Interpretive Summary: Preventing food-borne diseases continues to be a major public health challenge in the U.S. and worldwide. Campylobacter is a leading cause of bacterial food-borne illness, and poultry is the most important vehicle of infection. Even after proper processing steps have been taken, food products can become contaminated during packaging and transport. Dry ice is a universally known refrigerant, and ozone is a well known wide spectrum antimicrobial agent. A new product known as ALIGALTM Blue Ice (ABI) incorporates ozone in dry ice pellets, combining the high cooling capacity of dry ice pellets and the antimicrobial efficacy of ozone. The purpose of this study was to evaluate the antimicrobial efficacy of ABI compared to dry ice under potential commercial conditions and during transportation and storage, specifically examining the impact on air-borne, surface, moisture, and food contamination. Challenge studies were performed using different microorganisms, including Escherichia coli, Campylobacter jejuni, Salmonella, and Listeria, which are relevant to food safety. ABI showed a significant level of reduction of bacteria during air-borne contamination, on chicken breast, on contact surfaces, and in liquid. Considering the stability of ozone, ease of use, and antimicrobial efficacy against food-borne pathogens, our results suggest that ABI is a better alternative, especially for meat and poultry processors, as compared to dry ice. Further, ABI can serve as an additional processing hurdle to guard against pathogens during processing, transportation, distribution, and/or storage.

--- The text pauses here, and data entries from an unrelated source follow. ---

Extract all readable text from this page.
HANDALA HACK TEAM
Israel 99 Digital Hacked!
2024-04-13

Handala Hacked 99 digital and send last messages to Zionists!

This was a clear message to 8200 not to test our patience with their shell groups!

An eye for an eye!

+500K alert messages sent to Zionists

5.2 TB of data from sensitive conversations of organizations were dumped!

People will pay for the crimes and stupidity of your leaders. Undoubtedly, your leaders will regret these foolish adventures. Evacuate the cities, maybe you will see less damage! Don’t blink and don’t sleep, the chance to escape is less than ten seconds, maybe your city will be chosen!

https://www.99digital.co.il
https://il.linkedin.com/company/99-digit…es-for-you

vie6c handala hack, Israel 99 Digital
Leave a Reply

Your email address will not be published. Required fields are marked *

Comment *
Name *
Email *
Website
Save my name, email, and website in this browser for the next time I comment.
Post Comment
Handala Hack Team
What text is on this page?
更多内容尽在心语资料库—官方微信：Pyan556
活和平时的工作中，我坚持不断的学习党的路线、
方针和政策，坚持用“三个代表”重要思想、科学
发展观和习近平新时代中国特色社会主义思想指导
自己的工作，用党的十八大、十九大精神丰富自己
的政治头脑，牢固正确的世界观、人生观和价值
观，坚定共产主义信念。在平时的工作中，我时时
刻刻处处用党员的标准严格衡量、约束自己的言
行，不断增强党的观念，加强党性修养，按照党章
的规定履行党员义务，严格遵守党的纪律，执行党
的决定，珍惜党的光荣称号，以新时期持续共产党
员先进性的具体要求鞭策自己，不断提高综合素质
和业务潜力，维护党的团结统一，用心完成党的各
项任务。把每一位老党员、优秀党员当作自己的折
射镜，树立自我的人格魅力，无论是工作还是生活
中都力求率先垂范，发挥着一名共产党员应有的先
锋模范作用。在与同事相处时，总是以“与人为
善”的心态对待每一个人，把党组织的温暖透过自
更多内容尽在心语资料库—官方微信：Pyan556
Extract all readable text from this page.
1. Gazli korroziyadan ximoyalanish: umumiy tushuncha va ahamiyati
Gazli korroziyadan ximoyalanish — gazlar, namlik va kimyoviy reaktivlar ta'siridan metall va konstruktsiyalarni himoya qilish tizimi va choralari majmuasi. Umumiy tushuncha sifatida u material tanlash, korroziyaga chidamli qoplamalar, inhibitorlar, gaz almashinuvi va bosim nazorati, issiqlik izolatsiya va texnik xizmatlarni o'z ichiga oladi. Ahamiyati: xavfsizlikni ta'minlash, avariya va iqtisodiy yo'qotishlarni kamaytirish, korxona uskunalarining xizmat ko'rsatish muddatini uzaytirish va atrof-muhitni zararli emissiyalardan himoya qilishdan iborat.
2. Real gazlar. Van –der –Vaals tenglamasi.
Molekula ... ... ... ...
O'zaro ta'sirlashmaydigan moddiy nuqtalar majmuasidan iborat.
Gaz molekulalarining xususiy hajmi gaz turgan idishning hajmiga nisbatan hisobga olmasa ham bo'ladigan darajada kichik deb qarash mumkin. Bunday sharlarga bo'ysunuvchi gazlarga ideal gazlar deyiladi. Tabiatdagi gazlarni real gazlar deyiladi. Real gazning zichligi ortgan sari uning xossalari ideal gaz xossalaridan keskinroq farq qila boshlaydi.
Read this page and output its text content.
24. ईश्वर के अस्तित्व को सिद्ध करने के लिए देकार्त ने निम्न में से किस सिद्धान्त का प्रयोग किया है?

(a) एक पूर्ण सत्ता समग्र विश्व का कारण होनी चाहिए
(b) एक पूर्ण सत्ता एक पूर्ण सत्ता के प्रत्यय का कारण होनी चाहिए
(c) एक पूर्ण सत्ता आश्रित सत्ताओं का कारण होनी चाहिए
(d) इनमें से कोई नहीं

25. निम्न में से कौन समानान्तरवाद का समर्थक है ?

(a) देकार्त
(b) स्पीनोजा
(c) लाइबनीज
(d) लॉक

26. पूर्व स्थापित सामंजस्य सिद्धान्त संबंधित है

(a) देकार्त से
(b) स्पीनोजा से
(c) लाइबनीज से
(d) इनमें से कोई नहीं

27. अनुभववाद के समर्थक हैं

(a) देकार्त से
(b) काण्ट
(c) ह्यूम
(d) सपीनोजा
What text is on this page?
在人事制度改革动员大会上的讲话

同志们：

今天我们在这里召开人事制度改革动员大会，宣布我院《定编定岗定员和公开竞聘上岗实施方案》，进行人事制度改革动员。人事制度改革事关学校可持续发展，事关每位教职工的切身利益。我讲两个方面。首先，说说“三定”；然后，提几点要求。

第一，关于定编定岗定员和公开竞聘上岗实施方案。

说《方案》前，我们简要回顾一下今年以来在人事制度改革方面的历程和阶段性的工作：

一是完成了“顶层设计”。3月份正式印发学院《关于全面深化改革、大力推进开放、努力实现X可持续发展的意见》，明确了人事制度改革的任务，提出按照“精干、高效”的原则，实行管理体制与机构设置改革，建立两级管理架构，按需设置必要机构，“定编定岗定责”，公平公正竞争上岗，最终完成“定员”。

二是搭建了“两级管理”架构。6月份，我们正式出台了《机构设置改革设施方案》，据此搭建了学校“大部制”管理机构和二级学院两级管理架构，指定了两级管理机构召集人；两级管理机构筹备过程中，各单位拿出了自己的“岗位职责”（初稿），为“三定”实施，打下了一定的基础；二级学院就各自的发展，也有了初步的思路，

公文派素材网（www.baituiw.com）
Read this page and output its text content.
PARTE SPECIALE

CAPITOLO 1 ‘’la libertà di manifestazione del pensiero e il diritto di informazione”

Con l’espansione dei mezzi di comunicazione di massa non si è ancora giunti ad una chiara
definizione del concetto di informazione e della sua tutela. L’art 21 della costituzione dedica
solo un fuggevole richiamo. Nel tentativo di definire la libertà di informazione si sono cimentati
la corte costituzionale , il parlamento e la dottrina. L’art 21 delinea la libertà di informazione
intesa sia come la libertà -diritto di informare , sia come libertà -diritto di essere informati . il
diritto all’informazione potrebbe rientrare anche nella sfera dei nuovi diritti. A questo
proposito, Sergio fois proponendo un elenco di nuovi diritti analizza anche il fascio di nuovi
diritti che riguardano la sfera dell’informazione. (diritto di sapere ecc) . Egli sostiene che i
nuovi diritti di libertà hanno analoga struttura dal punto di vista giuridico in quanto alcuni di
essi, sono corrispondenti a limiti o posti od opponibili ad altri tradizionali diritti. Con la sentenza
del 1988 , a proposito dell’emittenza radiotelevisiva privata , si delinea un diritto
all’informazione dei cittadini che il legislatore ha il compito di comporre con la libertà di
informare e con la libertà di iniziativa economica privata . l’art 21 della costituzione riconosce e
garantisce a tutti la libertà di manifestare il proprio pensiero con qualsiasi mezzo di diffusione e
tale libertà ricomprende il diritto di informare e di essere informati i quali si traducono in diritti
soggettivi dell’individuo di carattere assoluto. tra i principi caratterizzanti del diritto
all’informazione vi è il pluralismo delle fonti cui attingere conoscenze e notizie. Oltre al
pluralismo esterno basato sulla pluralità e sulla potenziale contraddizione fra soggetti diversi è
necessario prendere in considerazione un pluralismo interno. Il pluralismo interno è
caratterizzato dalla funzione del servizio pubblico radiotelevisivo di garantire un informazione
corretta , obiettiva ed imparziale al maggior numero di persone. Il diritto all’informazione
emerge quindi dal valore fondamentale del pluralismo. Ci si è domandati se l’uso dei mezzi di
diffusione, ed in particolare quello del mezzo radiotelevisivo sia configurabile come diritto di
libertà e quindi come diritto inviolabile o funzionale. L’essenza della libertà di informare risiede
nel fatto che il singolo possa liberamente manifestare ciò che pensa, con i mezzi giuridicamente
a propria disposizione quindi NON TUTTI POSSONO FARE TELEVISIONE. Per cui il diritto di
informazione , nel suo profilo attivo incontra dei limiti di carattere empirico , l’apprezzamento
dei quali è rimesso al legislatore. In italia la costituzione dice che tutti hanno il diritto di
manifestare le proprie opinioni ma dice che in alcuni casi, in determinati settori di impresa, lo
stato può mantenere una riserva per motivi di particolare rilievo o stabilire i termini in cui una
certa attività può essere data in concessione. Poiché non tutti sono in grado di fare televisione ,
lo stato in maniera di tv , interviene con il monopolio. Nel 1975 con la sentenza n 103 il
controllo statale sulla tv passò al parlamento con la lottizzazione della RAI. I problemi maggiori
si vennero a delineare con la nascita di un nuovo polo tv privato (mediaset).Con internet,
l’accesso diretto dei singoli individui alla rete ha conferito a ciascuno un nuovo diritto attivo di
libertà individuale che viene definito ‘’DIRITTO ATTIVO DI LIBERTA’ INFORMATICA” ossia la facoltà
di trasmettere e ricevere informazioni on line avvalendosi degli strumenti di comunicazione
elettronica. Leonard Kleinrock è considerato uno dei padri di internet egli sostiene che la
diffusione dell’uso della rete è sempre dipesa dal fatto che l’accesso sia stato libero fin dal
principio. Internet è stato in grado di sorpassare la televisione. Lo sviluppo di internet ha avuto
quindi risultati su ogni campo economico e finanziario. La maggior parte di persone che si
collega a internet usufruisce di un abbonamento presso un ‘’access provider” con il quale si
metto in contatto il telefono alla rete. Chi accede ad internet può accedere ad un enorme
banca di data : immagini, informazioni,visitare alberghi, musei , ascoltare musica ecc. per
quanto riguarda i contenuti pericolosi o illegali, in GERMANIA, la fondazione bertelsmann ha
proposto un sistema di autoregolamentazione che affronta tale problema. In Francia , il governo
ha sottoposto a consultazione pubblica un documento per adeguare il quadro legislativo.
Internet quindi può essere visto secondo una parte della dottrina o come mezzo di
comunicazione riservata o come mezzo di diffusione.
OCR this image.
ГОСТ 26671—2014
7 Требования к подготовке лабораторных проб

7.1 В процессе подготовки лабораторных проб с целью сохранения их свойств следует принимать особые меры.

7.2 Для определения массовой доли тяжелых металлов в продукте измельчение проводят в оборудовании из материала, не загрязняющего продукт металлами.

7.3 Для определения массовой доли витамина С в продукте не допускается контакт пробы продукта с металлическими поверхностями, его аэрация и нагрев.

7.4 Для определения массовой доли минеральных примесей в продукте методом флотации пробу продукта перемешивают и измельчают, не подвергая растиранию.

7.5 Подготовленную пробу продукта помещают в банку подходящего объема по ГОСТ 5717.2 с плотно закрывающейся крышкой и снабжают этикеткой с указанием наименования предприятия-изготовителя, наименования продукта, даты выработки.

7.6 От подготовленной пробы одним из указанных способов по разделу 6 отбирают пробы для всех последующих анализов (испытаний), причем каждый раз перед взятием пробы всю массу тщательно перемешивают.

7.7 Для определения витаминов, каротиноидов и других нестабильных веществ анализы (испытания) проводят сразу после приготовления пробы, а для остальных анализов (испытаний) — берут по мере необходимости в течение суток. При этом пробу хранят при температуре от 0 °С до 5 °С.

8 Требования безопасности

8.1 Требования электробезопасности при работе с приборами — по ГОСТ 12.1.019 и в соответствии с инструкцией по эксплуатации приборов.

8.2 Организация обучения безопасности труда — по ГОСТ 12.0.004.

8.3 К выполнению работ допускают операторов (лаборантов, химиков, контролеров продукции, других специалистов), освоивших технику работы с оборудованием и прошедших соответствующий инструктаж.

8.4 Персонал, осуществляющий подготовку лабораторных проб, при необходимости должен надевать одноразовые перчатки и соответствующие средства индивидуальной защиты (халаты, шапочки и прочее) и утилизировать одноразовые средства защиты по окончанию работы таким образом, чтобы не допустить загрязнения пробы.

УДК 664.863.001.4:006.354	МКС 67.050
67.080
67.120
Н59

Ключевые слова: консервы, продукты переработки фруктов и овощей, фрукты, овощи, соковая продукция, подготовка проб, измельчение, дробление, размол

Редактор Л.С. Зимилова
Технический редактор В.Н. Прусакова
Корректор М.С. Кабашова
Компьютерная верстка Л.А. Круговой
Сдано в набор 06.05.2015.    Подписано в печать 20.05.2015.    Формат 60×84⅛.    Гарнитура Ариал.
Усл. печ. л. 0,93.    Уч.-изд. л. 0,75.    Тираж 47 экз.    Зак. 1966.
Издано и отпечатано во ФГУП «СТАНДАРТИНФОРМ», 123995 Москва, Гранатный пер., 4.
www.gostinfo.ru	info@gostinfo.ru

Technical Abstract: The effect of ozone contained in dry ice pellets (ALIGALTM Blue Ice; ABI) was investigated for microbial reduction in air, and on food contact surfaces and meat products. Dry ice is used by meat and poultry processors for temperature reduction during processing and for temperature maintenance during transportation. ABI combines the antimicrobial effect of ozone (O3) along with the high cooling capacity of dry ice to address food safety related issues mainly during transportation and storage. Through proprietary means, O3 was introduced to produce dry ice pellets to a concentration of 20 parts per million (ppm) by total weight. The ABI sublimation rate was similar to that of dry ice pellets under identical conditions, and ABI was able to hold the O3 concentration throughout the normal shelf life of the product. Challenge studies were performed using different microorganisms, including Escherichia coli, Campylobacter jejuni, Salmonella, and Listeria critical to food safety. ABI showed significant (p < 0.05) microbial reduction during bioaerosol contamination (up to 5-log reduction of E. coli and Listeria), on chicken breast (1.3-log reduction of C. jejuni), on contact surfaces (ca. 3.9 log reduction of C. jejuni) and in liquid (2-log reduction of C. jejuni). Considering the stability of O3, ease of use, and antimicrobial efficacy against food-borne pathogens, our results suggest that ABI is a better alternative, especially for meat and poultry processors, as compared to dry ice. Further, ABI can serve as an additional processing hurdle to guard against pathogens during processing, transportation, distribution, and/or storage.